Friday, November 22, 2024

Bob Dylan – "Stuck Inside of Mobile with the Memphis Blues Again" (1966)


Your therapist just knows what you need

But I know what you want


I’m old, and I think about dying from time to time.  But the fact that I’m going to die sooner rather than later isn’t the thing that worries me the most.


I’ll reveal what does worry me the most in the next 2 or 3 lines.  But today I’m going to tell you about a really strange dream I had recently.


I’m not going to describe my dream in detail.  Suffice it to say that it involved a water leak in an apartment or hotel or dormitory room – whatever it was, I don’t think I lived there – and in trying to find someone to fix the leak, I ended up locking myself out of the place without my cell phone.  


There didn’t seem to be anyone else in the building, so I ran outside in hopes of finding someone who could help me solve my predicament – and that’s when I woke up. 


Did I mention that I was naked when all of this was happening?  (That’s probably pretty significant.)


*     *     *     *     *


That night, I told one of the people who I play trivia with about my dream – she’s a psychotherapist, and I thought she might be able to interpret it for me.


“The details of the dream aren't important, although I find it interesting that you were trying to address a problem that wasn’t really your responsibility – because you didn't live there,” she told me.  “What matters is how you felt during the dream.  I assume that being locked out of the room with no phone and no clothes made you feel very vulnerable.”


“You can say that again,” I said.


“So what’s the thing in your life that’s hanging over your head and making you feel so anxious?  And if it’s not really your problem but someone else’s problem, why do you feel responsible for fixing it?” she continued.  “And here’s one other question for you – when you left the building, were you trying to find someone who could help you stop the leak, or were you just running away from the situation?”

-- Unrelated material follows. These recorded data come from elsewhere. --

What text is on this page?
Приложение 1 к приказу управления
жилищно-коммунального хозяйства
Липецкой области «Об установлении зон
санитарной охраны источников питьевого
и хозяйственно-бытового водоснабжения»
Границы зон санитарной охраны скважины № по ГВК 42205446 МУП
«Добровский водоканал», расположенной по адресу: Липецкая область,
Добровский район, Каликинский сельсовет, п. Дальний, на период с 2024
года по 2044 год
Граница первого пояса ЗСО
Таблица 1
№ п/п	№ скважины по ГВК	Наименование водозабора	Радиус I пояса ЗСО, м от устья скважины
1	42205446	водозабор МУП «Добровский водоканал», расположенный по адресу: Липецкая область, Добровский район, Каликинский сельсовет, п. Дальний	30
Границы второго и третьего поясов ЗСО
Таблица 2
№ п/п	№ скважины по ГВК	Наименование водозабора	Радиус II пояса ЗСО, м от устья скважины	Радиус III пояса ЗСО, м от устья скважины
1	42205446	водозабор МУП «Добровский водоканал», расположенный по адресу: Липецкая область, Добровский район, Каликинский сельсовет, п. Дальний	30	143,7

I didn’t want to address her questions, so I tried to change the subject.  But she knew enough about me and my living situation to make some pretty good guesses about what might be bothering me.


I couldn’t wait for trivia to end so I could get the hell away from her and her questions.  


*     *     *     *     *


I thought about the dream and what the therapist had to say about it when I was driving home that night, and decided that I should have just kept my mouth shut.  I would have forgotten about the dream in a day or two if I had kept it to myself.  But after I shared it with her, she stirred up enough sh*t to give me bad dreams for a month.


Obviously, it’s much easier to ignore bad dreams than it is to face up to the issues that generated those dreams.  That’s been my strategy for most of my life.


I would advise you to do the same.  You may feel the need to get your bad dreams off your chest, but sharing them with a therapist is a big mistake.  They’re going to want to figure out why you’re having the dreams, and they know the right questions to ask to get to the bottom of things.  


That’s going to be an uncomfortable conversation.  A therapist might tell you that you need to have that conversation, but trust me – you don’t want to have it.  


Capisce?


*     *     *     *     *


The lines that open this post paraphrase these lines from the penultimate verse of Bob Dylan’s “Stuck Inside of Mobile with the Memphis Blues Again”:


Your debutante just knows what you need

But I know what you want


I've said it before, and I'll say it again: I think Dylan got it backward.